Morality isn't some universal truth written on a stone tablet: it is individual and unique like a snowflake. In my current understanding of my own morality, it is not possible for some external entity to reach a full or even sufficient understanding of my own morality without doing something that I would consider to be unforgivable. So no, AI can't figure out morality better than me, precisely because it is not me.

(Upvoted for asking an appropriate question, however.)

Comment author: TheAncientGeek 14 January 2014 01:37:14PM 0 points [-]

No, unless you mean by taking invasive action like scanning my brain and applying whole brain emulation. It would then quickly learn that I'd consider the action it took to be an unforgivable act in violation of my individual sovereignty,

Shrug. Then let's take a bunch of people less fussy than you: could a sitiably equipped AI emultate their morlaity better than they can?

Morality isn't some universal truth written on a stone tablet:

That isn't fact.

it is individual and unique like a snowflake.

That isn't a fact either, and doesn't follow from the above either, since moral nihilism could be true.

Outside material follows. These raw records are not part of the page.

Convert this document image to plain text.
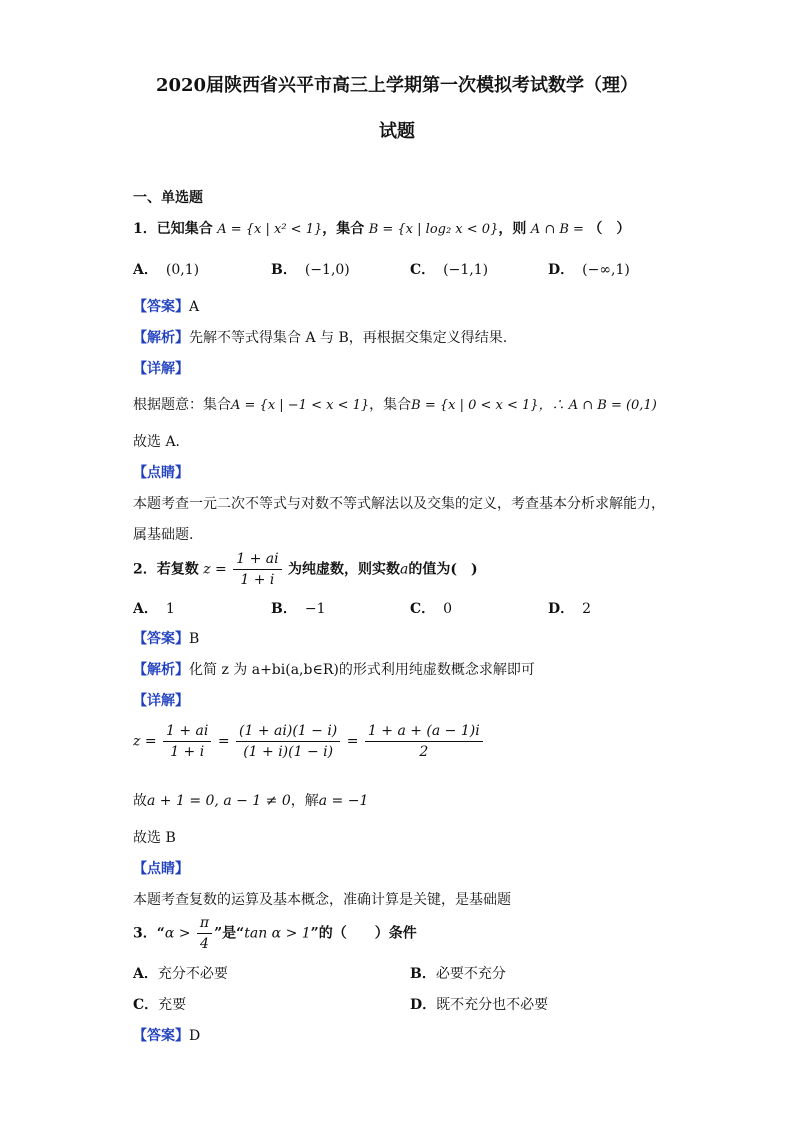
2020届陕西省兴平市高三上学期第一次模拟考试数学（理）
试题
一、单选题
1．已知集合 A = {x | x² < 1}，集合 B = {x | log₂ x < 0}，则 A ∩ B = （　）
A． (0,1)	B． (−1,0)	C． (−1,1)	D． (−∞,1)
【答案】A
【解析】先解不等式得集合 A 与 B，再根据交集定义得结果.
【详解】
根据题意：集合A = {x | −1 < x < 1}，集合B = {x | 0 < x < 1}，∴ A ∩ B = (0,1)
故选 A．
【点睛】
本题考查一元二次不等式与对数不等式解法以及交集的定义，考查基本分析求解能力，
属基础题.
2．若复数 $z = \frac{1 + ai}{1 + i}$ 为纯虚数，则实数a的值为(　)
A． 1	B． −1	C． 0	D． 2
【答案】B
【解析】化简 z 为 a+bi(a,b∈R)的形式利用纯虚数概念求解即可
【详解】
$z = \frac{1 + ai}{1 + i} = \frac{(1 + ai)(1 - i)}{(1 + i)(1 - i)} = \frac{1 + a + (a - 1)i}{2}$
故a + 1 = 0, a − 1 ≠ 0，解a = −1
故选 B
【点睛】
本题考查复数的运算及基本概念，准确计算是关键，是基础题
3．“$\alpha > \frac{\pi}{4}$ ”是“tan α > 1”的（　　）条件
A．充分不必要	B．必要不充分
C．充要	D．既不充分也不必要
【答案】D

If my moral snowflake says I can kick you on your shin, and yours says I can't, do I get to kick on your shin?

Comment author: Pentashagon 10 January 2014 03:31:18AM 0 points [-]

My point was that trying to use a provably-boxed AI to do anything useful would probably not work, including trying to design unboxed FAI, not that we should design boxed FAI. I may have been pessemistic, see Stuart Armstrong's proposal of reduced impact AI which sounds very similar to provably boxed AI but which might be used for just about everything including designing a FAI.